Entanglement assisted communication complexity measured by distinguishability

TL;DR

This paper explores how entanglement can enhance two-party communication tasks constrained by input distinguishability, showing advantages over classical methods and the utility of non-maximally entangled states.

Contribution

It develops a framework for entanglement-assisted communication, demonstrating advantages over classical and quantum strategies, and reveals the usefulness of non-maximally entangled states.

Findings

Entanglement-assisted communication outperforms classical methods.

Non-maximally entangled states can be more effective than maximally entangled ones.
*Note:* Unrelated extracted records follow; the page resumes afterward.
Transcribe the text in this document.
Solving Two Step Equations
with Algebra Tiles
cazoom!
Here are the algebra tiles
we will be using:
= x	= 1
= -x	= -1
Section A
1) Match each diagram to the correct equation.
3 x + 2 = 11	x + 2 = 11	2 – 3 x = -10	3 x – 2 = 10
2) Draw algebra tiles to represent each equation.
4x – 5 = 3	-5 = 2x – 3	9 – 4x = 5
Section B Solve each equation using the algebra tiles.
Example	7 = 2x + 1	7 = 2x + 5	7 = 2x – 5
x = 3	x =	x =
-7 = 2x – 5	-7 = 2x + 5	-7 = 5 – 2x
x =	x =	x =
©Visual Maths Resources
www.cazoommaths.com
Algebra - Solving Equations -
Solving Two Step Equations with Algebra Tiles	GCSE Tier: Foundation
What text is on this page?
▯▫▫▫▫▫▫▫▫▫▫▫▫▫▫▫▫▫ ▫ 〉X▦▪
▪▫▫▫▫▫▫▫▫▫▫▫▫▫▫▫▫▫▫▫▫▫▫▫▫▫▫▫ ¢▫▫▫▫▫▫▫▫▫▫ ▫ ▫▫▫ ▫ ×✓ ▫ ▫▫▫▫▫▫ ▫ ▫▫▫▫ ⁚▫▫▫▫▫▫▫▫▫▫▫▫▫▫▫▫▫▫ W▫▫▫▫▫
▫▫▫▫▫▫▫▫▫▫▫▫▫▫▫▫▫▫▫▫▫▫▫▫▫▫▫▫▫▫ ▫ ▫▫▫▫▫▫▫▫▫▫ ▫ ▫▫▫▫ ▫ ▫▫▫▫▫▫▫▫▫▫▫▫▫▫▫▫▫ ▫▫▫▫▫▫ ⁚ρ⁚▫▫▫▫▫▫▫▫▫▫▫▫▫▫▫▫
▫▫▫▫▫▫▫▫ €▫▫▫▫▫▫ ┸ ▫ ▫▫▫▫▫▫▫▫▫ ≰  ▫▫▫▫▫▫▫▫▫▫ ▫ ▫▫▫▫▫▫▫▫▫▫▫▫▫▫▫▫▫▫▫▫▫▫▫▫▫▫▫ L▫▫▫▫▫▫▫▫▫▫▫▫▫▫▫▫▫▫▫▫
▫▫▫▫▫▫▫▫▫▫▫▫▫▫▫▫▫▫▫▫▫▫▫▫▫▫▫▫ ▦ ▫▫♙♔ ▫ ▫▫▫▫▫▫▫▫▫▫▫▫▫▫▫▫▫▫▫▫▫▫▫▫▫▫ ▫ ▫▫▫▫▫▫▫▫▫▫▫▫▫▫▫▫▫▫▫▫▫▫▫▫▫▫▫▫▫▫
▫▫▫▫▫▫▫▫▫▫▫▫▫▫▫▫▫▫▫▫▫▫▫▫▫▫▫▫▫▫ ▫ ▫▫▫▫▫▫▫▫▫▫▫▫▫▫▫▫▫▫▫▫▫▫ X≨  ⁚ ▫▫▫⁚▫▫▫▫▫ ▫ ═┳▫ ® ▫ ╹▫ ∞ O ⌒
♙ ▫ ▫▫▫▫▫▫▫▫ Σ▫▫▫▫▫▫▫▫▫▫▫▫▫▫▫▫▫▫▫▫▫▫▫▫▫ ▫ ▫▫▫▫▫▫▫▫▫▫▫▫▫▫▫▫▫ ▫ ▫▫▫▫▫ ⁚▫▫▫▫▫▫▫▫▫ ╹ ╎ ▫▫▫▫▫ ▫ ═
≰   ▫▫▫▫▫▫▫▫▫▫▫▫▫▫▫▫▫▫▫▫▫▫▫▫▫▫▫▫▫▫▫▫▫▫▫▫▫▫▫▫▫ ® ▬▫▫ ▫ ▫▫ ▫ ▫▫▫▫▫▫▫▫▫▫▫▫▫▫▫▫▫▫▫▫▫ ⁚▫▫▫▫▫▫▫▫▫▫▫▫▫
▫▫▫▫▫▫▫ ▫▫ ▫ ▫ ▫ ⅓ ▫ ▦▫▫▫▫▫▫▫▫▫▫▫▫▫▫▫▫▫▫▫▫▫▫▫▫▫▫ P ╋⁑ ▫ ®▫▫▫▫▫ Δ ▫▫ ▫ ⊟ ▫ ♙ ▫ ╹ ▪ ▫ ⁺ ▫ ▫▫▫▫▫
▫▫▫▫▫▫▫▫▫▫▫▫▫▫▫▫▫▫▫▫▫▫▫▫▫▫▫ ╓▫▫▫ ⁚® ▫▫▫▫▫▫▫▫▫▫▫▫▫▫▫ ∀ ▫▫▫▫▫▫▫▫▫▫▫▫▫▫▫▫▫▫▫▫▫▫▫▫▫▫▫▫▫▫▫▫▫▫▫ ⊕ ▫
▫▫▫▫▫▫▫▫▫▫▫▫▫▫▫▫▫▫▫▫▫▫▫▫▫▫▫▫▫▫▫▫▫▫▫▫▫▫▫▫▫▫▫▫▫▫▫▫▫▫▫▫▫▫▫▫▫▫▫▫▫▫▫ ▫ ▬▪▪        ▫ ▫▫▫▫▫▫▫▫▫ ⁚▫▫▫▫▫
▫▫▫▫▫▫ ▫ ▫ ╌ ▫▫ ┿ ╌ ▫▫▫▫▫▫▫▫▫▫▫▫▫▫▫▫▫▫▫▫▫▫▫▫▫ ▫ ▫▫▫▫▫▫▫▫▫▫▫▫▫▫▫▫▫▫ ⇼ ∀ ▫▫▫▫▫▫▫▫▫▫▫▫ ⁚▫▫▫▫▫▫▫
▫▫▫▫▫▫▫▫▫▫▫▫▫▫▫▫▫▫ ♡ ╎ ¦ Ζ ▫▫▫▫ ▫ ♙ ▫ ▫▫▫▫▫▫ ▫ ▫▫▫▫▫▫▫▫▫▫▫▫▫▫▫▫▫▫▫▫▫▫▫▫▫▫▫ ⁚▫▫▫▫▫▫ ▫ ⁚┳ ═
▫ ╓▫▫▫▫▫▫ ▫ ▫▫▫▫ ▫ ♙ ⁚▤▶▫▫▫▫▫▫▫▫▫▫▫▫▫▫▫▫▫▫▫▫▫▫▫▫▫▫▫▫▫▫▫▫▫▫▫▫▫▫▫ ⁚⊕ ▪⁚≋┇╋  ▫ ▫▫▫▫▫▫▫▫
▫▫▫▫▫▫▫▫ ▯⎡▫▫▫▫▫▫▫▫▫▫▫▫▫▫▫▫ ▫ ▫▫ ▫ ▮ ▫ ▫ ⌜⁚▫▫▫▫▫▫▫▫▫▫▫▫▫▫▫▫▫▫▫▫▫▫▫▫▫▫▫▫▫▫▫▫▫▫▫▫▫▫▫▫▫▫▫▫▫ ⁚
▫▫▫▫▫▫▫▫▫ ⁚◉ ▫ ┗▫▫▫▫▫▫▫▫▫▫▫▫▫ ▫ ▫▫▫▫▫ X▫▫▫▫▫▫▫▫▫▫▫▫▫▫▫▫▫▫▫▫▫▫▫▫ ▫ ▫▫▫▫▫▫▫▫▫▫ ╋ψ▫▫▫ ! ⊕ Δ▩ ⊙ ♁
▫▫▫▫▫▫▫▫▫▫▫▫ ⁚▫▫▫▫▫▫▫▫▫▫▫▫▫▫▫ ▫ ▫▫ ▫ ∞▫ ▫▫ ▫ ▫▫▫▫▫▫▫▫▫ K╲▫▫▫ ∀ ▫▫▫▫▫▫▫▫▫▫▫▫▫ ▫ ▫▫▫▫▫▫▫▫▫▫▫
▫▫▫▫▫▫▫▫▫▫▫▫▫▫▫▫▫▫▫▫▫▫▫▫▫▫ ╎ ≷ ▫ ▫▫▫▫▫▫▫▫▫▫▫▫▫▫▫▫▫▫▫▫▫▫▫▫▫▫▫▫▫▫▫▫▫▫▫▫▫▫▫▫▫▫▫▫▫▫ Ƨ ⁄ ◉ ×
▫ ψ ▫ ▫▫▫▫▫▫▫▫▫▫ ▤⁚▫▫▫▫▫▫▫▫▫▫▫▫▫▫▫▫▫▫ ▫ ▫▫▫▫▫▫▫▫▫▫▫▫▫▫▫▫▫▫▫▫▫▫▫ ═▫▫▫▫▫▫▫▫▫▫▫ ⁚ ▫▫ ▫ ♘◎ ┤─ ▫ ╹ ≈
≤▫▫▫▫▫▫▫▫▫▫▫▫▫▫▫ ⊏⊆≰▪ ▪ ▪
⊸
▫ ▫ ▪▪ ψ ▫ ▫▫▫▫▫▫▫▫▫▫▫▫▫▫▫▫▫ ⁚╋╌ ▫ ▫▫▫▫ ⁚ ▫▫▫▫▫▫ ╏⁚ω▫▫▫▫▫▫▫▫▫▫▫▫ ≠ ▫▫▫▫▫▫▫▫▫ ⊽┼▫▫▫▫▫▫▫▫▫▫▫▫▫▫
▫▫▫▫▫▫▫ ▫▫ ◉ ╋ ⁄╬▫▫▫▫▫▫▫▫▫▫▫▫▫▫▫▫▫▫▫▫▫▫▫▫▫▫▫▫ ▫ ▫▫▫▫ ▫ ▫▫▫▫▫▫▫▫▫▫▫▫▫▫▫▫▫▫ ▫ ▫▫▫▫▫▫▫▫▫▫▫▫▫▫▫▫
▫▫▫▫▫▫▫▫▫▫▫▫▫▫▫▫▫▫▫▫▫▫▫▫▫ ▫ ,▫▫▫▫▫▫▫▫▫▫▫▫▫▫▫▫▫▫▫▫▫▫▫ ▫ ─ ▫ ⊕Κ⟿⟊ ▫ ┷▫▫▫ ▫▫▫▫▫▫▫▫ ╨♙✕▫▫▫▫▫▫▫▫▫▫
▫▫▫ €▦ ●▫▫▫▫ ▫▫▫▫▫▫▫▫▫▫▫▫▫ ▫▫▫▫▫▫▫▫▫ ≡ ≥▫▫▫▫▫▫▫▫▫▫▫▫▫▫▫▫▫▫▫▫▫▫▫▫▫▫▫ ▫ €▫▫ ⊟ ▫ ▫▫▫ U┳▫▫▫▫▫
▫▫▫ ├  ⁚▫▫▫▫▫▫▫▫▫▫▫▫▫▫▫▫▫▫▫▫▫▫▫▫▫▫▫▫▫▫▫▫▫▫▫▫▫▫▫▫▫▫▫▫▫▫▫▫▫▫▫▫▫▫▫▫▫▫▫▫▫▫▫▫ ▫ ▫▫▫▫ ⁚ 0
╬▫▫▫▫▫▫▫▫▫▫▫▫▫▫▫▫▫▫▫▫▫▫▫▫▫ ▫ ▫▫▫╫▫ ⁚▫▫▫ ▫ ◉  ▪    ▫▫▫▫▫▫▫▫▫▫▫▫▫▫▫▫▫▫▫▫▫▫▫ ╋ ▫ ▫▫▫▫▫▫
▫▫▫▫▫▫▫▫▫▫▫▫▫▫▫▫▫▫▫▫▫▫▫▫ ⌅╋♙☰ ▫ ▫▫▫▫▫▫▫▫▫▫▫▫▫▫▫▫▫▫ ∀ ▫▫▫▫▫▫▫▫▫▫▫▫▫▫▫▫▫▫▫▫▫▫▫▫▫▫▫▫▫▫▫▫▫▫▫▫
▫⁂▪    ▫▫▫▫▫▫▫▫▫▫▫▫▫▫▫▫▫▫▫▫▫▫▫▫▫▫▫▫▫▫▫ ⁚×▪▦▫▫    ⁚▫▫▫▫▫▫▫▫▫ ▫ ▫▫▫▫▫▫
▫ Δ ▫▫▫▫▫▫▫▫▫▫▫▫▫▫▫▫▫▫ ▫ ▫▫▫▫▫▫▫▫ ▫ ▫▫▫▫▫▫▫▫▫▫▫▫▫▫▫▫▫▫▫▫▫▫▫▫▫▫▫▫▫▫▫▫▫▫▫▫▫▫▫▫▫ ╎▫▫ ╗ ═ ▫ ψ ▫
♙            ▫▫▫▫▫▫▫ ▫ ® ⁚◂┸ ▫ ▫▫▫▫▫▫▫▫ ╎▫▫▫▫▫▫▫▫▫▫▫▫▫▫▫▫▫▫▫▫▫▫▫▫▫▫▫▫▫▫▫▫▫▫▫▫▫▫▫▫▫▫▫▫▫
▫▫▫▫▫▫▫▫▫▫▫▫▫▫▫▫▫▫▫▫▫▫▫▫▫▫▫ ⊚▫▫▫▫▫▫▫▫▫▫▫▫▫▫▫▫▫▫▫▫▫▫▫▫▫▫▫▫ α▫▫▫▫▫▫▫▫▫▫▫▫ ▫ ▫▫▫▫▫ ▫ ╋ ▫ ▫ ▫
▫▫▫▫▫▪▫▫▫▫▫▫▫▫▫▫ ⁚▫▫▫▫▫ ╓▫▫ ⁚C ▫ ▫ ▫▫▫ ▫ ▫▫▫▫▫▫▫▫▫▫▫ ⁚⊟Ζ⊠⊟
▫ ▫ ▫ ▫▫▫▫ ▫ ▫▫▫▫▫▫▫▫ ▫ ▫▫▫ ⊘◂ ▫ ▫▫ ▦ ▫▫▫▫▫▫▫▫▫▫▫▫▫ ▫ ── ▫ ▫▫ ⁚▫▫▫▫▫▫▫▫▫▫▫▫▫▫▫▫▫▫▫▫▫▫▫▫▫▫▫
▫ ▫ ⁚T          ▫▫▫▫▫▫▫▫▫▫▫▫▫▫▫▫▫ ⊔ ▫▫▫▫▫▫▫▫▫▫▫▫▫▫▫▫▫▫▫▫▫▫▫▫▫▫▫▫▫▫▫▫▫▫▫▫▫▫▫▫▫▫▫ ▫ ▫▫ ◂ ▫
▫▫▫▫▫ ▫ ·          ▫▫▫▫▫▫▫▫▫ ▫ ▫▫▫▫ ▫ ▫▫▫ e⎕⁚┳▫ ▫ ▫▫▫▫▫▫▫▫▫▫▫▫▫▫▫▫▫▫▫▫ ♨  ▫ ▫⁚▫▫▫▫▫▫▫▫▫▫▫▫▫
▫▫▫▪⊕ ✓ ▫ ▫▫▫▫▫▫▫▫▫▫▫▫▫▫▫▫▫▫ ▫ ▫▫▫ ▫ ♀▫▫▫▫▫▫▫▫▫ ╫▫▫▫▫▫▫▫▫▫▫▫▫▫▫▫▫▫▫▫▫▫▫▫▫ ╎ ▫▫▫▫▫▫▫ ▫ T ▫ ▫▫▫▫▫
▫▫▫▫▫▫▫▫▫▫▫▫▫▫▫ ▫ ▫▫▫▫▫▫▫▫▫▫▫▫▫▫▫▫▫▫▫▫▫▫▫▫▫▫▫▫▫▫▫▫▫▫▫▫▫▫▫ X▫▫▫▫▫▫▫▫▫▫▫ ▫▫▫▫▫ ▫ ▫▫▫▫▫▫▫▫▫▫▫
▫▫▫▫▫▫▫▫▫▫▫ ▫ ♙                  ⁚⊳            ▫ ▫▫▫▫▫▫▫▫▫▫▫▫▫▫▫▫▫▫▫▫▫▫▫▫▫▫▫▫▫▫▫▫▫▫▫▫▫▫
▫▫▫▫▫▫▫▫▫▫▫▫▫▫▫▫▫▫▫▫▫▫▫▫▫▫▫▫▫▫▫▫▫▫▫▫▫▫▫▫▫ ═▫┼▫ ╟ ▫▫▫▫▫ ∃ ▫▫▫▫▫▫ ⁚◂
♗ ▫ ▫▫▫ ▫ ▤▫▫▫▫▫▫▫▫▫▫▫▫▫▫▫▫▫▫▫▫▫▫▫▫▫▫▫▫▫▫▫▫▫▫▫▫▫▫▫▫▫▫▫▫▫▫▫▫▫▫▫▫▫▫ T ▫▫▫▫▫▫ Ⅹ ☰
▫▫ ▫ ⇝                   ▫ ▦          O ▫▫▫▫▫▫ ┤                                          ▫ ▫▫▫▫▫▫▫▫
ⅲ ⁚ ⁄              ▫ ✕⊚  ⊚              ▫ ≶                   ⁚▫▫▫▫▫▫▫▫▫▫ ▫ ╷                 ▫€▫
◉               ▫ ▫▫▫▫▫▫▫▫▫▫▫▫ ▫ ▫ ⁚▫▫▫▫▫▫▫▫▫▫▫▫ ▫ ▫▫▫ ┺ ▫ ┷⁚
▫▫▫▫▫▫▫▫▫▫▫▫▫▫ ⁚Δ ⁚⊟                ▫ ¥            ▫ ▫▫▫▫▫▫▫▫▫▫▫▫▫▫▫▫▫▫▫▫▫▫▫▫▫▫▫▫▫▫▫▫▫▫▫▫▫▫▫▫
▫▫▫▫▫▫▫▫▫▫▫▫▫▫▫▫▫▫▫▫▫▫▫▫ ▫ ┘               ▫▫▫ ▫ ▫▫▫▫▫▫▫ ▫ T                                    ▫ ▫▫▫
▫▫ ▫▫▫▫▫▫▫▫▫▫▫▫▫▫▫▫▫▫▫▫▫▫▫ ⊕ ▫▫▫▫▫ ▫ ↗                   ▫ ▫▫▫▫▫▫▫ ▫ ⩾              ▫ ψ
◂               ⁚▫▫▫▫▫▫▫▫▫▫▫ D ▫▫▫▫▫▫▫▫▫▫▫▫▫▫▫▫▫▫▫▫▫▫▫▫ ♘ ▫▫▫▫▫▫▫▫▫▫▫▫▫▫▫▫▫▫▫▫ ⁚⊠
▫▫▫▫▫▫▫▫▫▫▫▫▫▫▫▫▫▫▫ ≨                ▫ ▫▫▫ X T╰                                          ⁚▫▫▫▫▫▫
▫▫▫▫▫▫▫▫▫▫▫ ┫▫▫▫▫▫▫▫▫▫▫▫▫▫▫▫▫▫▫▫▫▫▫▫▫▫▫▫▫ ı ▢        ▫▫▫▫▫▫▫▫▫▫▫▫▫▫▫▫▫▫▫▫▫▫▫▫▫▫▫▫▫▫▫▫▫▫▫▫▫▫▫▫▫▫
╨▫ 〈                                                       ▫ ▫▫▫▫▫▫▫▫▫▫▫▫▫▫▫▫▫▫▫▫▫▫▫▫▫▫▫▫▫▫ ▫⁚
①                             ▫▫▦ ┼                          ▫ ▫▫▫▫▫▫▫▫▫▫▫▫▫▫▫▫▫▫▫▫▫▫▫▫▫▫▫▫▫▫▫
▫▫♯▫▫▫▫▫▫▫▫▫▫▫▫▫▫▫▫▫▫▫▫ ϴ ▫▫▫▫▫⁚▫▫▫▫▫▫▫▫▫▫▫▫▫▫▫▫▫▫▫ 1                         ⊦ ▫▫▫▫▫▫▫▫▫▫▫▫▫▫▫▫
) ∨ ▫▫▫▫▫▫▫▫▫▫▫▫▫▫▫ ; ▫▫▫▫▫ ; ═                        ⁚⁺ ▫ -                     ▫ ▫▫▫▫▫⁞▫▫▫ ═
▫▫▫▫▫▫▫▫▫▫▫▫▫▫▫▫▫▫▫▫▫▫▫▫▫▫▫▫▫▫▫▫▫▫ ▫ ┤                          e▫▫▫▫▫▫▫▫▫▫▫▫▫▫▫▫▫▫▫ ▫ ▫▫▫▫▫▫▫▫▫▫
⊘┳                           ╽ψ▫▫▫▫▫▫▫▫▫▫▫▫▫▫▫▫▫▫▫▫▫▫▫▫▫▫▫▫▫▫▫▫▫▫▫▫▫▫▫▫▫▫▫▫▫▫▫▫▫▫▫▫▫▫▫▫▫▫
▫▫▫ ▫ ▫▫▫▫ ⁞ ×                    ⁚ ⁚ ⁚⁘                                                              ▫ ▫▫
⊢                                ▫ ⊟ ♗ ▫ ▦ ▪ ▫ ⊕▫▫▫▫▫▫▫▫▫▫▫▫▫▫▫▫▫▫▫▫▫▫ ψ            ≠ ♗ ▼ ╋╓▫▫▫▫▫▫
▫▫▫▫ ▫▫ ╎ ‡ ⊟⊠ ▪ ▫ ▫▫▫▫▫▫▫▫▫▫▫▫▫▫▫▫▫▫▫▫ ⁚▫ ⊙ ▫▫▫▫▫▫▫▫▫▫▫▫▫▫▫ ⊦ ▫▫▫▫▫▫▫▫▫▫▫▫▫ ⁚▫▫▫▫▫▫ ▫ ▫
Advantages persist even when the receiver has no input.

Abstract

We investigate the quantum advantage that can arise in typical two-party communication scenarios, where the sender and the receiver are allowed to share prior correlations. Focusing on communication tasks constrained by the distinguishability of the sender's inputs, we demonstrate that entanglement-assisted communication, both classical and quantum, can outperform classical communication supplemented with shared randomness. We begin by developing a general framework for communication tasks with pre-shared correlations. We identify certain communication tasks that exhibit an advantage under entanglement assistance compared to classical communication. Through these results, we establish a connection between quantum communication and entanglement-assisted classical communication, and also show an equivalence between entanglement-assisted classical communication and entanglement-assisted quantum communication. We then consider the simplest scenarios in which the receiver has no input and demonstrate that entanglement-assisted strategies still offer advantages over both classical communication and quantum communication without prior entanglement. Finally, by constructing a class of communication tasks, we show that a non-maximally entangled state can, in some cases, be more useful than a maximally entangled state as a pre-shared resource.